The Vilcabamba region of southeastern Peru continues to be a fascinating field of research for scholars of Inca culture. High in the mountains near the ancient capital, Cusco, a series of strategic cities were built in the heyday of the empire. Many of them have already been deciphered, like Machu Picchu, discovered by Hiram Bingham, in 1911, in an expedition sponsored by the National Geographic Society.
And it was also there, in a still secret spot between the mountains and the forests, the namesake city where the last Inca ruler, Tupac Amaru, fought to the death against the Spanish conquerors, in 1572. His father, Manco ?Inca, horrified by the atrocities committed by the invaders, had fled Cusco 36 years earlier. to establish a resistance front in Vilcabamba. Tupac Amaru inherited his courage but ended up defeated, and his name and his struggle still inspire the libertarian ideals of popular movements in Latin America. Their legendary haven, however, was never found.
The mystery may be over.
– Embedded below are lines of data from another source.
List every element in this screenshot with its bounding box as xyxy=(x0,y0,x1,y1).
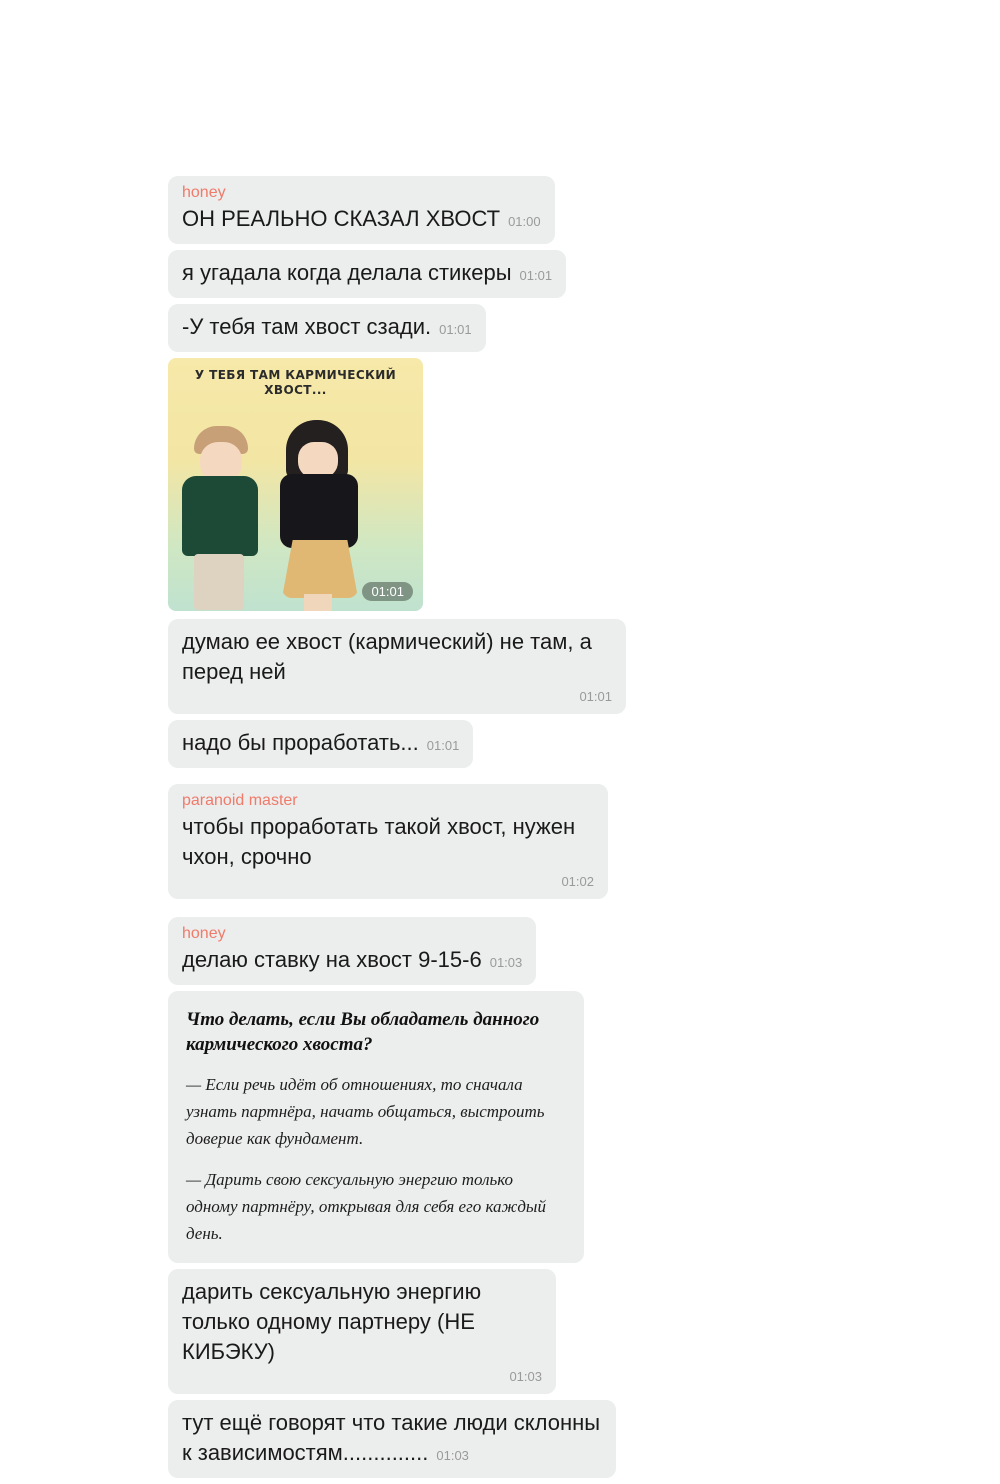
message-bubble-body[interactable] xyxy=(168,943,536,985)
message-time: 01:01 xyxy=(579,689,612,704)
message-bubble[interactable] xyxy=(168,250,566,298)
message-sender: paranoid master xyxy=(182,792,298,809)
sticker-image[interactable] xyxy=(168,358,423,611)
message-text: я угадала когда делала стикеры xyxy=(182,260,512,285)
sticker-figure-girl-leg xyxy=(304,594,332,611)
message-bubble[interactable] xyxy=(168,619,626,714)
message-bubble[interactable] xyxy=(168,1400,616,1478)
message-time: 01:03 xyxy=(436,1448,469,1463)
message-time: 01:01 xyxy=(439,322,472,337)
message-time: 01:01 xyxy=(519,268,553,283)
message-text: дарить сексуальную энергию только одному партнеру (НЕ КИБЭКУ) xyxy=(182,1279,488,1364)
message-text: надо бы проработать... xyxy=(182,730,419,755)
message-text: тут ещё говорят что такие люди склонны к зависимостям.............. xyxy=(182,1410,607,1465)
message-bubble[interactable] xyxy=(168,917,536,985)
card-title: Что делать, если Вы обладатель данного кармического хвоста? xyxy=(186,1009,540,1055)
message-time: 01:01 xyxy=(426,738,460,753)
message-text: ОН РЕАЛЬНО СКАЗАЛ ХВОСТ xyxy=(182,206,501,231)
sticker-figure-girl-face xyxy=(298,442,338,478)
sticker-figure-girl-skirt xyxy=(282,540,358,598)
message-sender: honey xyxy=(182,184,226,201)
sticker-caption: У ТЕБЯ ТАМ КАРМИЧЕСКИЙ ХВОСТ... xyxy=(194,368,397,397)
quoted-article-card[interactable] xyxy=(168,991,584,1263)
message-text: думаю ее хвост (кармический) не там, а перед ней xyxy=(182,629,598,684)
message-group xyxy=(168,784,808,905)
message-group xyxy=(168,176,808,774)
message-text: делаю ставку на хвост 9-15-6 xyxy=(182,947,482,972)
message-text: чтобы проработать такой хвост, нужен чхон, срочно xyxy=(182,814,582,869)
message-time: 01:00 xyxy=(508,214,541,229)
card-paragraph: — Дарить свою сексуальную энергию только одному партнёру, открывая для себя его каждый день. xyxy=(186,1170,546,1243)
message-bubble[interactable] xyxy=(168,784,608,899)
chat-thread xyxy=(168,176,808,1484)
card-paragraph: — Если речь идёт об отношениях, то сначала узнать партнёра, начать общаться, выстроить доверие как фундамент. xyxy=(186,1075,545,1148)
sticker-figure-girl-body xyxy=(280,474,358,548)
message-time: 01:02 xyxy=(561,874,594,889)
message-bubble[interactable] xyxy=(168,176,555,244)
message-bubble-body[interactable] xyxy=(168,202,555,244)
message-group xyxy=(168,917,808,1484)
message-time: 01:03 xyxy=(489,955,523,970)
message-bubble-body[interactable] xyxy=(168,810,608,899)
message-bubble[interactable] xyxy=(168,720,473,768)
sticker-figure-boy-body xyxy=(182,476,258,556)
message-text: -У тебя там хвост сзади. xyxy=(182,314,432,339)
message-time: 01:03 xyxy=(509,1369,542,1384)
message-bubble[interactable] xyxy=(168,304,486,352)
sticker-figure-boy-legs xyxy=(194,554,244,610)
message-bubble[interactable] xyxy=(168,1269,556,1394)
message-time: 01:01 xyxy=(362,582,413,601)
message-sender: honey xyxy=(182,925,226,942)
At a point about 35 kilometers from Machu Picchu, a group of researchers led by Peter Frost, a photographer and scholar of the Inca culture for 30 years, and Peruvian archaeologist Alfredo Valencia Zegarra, from the University of San Antonio Abad, in Cusco. managed to reach a set of ruins that, because of the location and age of a number of artifacts, may actually have been the Inca defense ghetto.
The archaeological site, on top of a mountain known as Cerro Victoria, had already been spotted by Frost and the American explorer Scott Gorsuch in 1999. It took two years of logistical preparation for the difficult expedition (also funded by the National Geographic Society), which took place in June of last year, but it was only released now. "This place offers us wide perspectives:it keeps traces of the Inca presence from the beginning to the last breath of their civilization", evaluates Frost. "If they arrived here, the Spaniards only entered the southernmost area of the city."
The stretch to be studied on the mountain is actually much larger than they had imagined two years earlier. The site spreads over 6 square kilometers at an altitude of over 3,600 meters, in a region where the Andes begin to decline and give way to the Amazon. From this area, surrounded by humid forests, the Incas could contemplate peaks of up to 6 thousand meters. "I think they chose the place for two reasons. One of them is prospecting for silver mines in the surroundings," speculates Frost. “But Cerra Victoria is still a point that offers a splendid view of the surrounding snowy peaks, to which the Incas probably organized worship ceremonies. Sun.
None of the cities studied in the Vilcabamba region have so far shown evidence of being the last stronghold of the Incas, but Cerro Victoria is the largest and most significant Inca site discovered since archaeologist Gene Savoy hit the ruins of the city of Vilcabamba La Vieja. , nearby, in 1964. The "urban layout" of the top of Victoria features a set of circular buildings, as well as walls, ceremonial platforms, roads, water channels, dam, cultivation terraces, tombs filled with Incan artifacts and a pyramid half-destroyed. The key to the riddle lies in the interpretation of ceramic pieces from two very different periods:around 1200, the time of the rise of the empire, and the mid-16th century (the final phase of Tupac Amaru's struggle against Spanish tyranny). ). "The mountain holds a huge set of archaeological relics", comments archaeologist Zegarra. "The site promises to provide valuable new insights into the occupation of this remote area," adds researcher Johan Reinhard, a National Geographic Society Fellow.
The expedition was an adventure for the group. The access difficulties contributed to increase the mystique about the place, which is a four-day walk from the nearest road. Explorers were forced to conquer the 3,300-meter-deep Apurimac Canyon, and mule troops were used to carry supplies of water and food up the mountain. Despite the astonishment of the researchers at the discoveries, Cerro Victoria was not unknown to the natives of the region:two indigenous families lived in the place, which they called Coryhuayrachina. By the end of the year Peter Frost and his team will return to the site on a larger expedition to carry out further research. And then they will have more subsidies to elucidate one of the most important and still obscure chapters of Inca history.